Откройся правда, Романа бы заклеймили позором. Боже мой, да как он мог так с нами, безнравственно, он же преступник, он же са-мо-зва-нец, а я всегда подозревала, скользкий он типок. Надо же, в образовательном проекте участвует. А в реалити-шоу он не снимается часом?
До тех пор, пока тайна сохранялась, Роман мог рассчитывать на доверие остальных учителей.
Парадоксально, но самозванство делало раскрепощеннее и свободнее. Чтобы найти себя, нужно стать другим. Как-то так.
Несмотря на ежедневную порцию взрывных ситуаций в школе, однообразие утомляло. Чем дальше, тем сильнее. На добрую новость выпадал десяток тревожных и дурных, на один яркий эпизод приходилась стопка тетрадей, доскональная, по канонам образовательного стандарта, проверка которых сулила муки разума. Дети повторялись в ошибках вне зависимости от того, какое количество красной пасты Роман истратил и сколько персональных бесед провел. Если еще несколько месяцев он будет объяснять, что приставки «па» не бывает и чем словосочетание отличается от предложения, то отупеет, а то и вовсе угодит в лечебницу с неврозами. Добросовестный труд чреват.
Летом грянет что-то важное. Не исключено, что поворотное. Пока Роман не мог обрисовать контуры судьбоносного события, всецело полагаясь на предчувствие. Со школой он расстанется по-дружески, научив детей всему лучшему, что умеет сам. До последнего звонка путь проложен ровный: от каникул до каникул, от отчета до отчета, от микродуэли до микродуэли. От зарплаты до зарплаты. Главное – это не воспринимать учеников как глину, а себя как гончара, не прикидываться зрячим среди слепцов и святым в гнезде разврата. Будда, в отличие от Христа, не навязывался в поводыри и не устраивал эффектных шоу, а приверженцев воззрения царевича Гаутамы за всю историю, должно быть, набирается не меньше, чем последователей Иисуса. Безусловно, имеются в виду осознанные приверженцы – не хиппари с мантрами и не те обыватели, кто причисляет себя к православным или католикам за счет ношения крестика.
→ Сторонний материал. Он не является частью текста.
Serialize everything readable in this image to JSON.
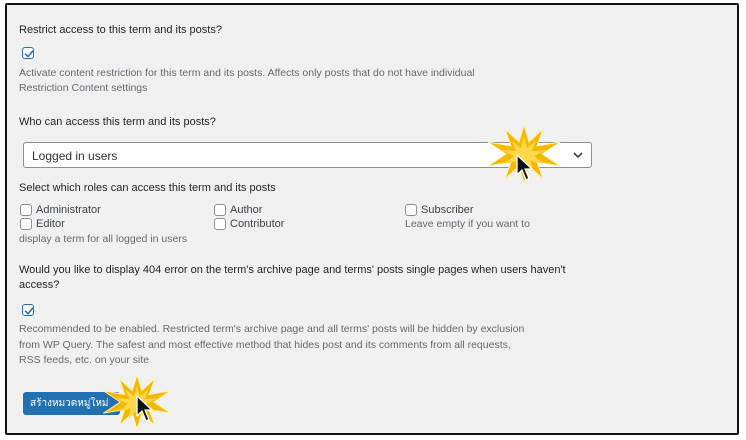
{
  "restrict": {
    "label": "Restrict access to this term and its posts?",
    "checked": true,
    "description_line1": "Activate content restriction for this term and its posts. Affects only posts that do not have individual",
    "description_line2": "Restriction Content settings"
  },
  "access": {
    "label": "Who can access this term and its posts?",
    "selected": "Logged in users"
  },
  "roles": {
    "label": "Select which roles can access this term and its posts",
    "items": [
      {
        "label": "Administrator",
        "checked": false
      },
      {
        "label": "Author",
        "checked": false
      },
      {
        "label": "Subscriber",
        "checked": false
      },
      {
        "label": "Editor",
        "checked": false
      },
      {
        "label": "Contributor",
        "checked": false
      }
    ],
    "hint_part1": "Leave empty if you want to",
    "hint_part2": "display a term for all logged in users"
  },
  "error404": {
    "label_line1": "Would you like to display 404 error on the term's archive page and terms' posts single pages when users haven't",
    "label_line2": "access?",
    "checked": true,
    "description_line1": "Recommended to be enabled. Restricted term's archive page and all terms' posts will be hidden by exclusion",
    "description_line2": "from WP Query. The safest and most effective method that hides post and its comments from all requests,",
    "description_line3": "RSS feeds, etc. on your site"
  },
  "submit": {
    "label": "สร้างหมวดหมู่ใหม่"
  },
  "colors": {
    "accent": "#2271b1",
    "highlight": "#f5b800",
    "background": "#f0f0f1"
  }
}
Дабы не закостенеть в суждениях и не сузить свой мир до размеров квартиры и школы, Роман дал себе зарок гулять в свободное время. Помнится, перед отъездом он часами фантазировал о Казани и ближе к центру поселился, чтобы слышать стук сердца тысячелетнего города. Поэтому в очередной методический день Роман подкрепился перловкой и выдвинулся мимо железнодорожных путей в сторону оживленной автотрассы. Дорога вела, согласно карте, к участку, где сцеплялись улицы со звучными именами – Льва Толстого, Гоголя, Горького. Маститую литературную братию дополнял Карл Маркс, другой головач, навострившийся развивать умные мысли на бумаге.
Жидкий дождик то накрапывал, то переставал. Упрямый ноябрь упивался властью, держа в неволе солнце и вместе с тем охраняя свои владения от поползновений зимы. Снежинкам не дозволялось даже появиться в воздухе, не то что умереть на земле. Назойливый ноябрьский ветер легко доставал до шеи, руки Роман прятал в карманах. Покупка варежек и шарфа откладывалась до кусачих морозов.
Отвыкший от разнородных впечатлений, Роман жадно рассматривал попадавшие в поле зрения объекты: магазин салютов и фейерверков, лавку ритуальных услуг, кладбище за красной кирпичной стеной, торговый центр, высокий отель с синим панорамным остеклением.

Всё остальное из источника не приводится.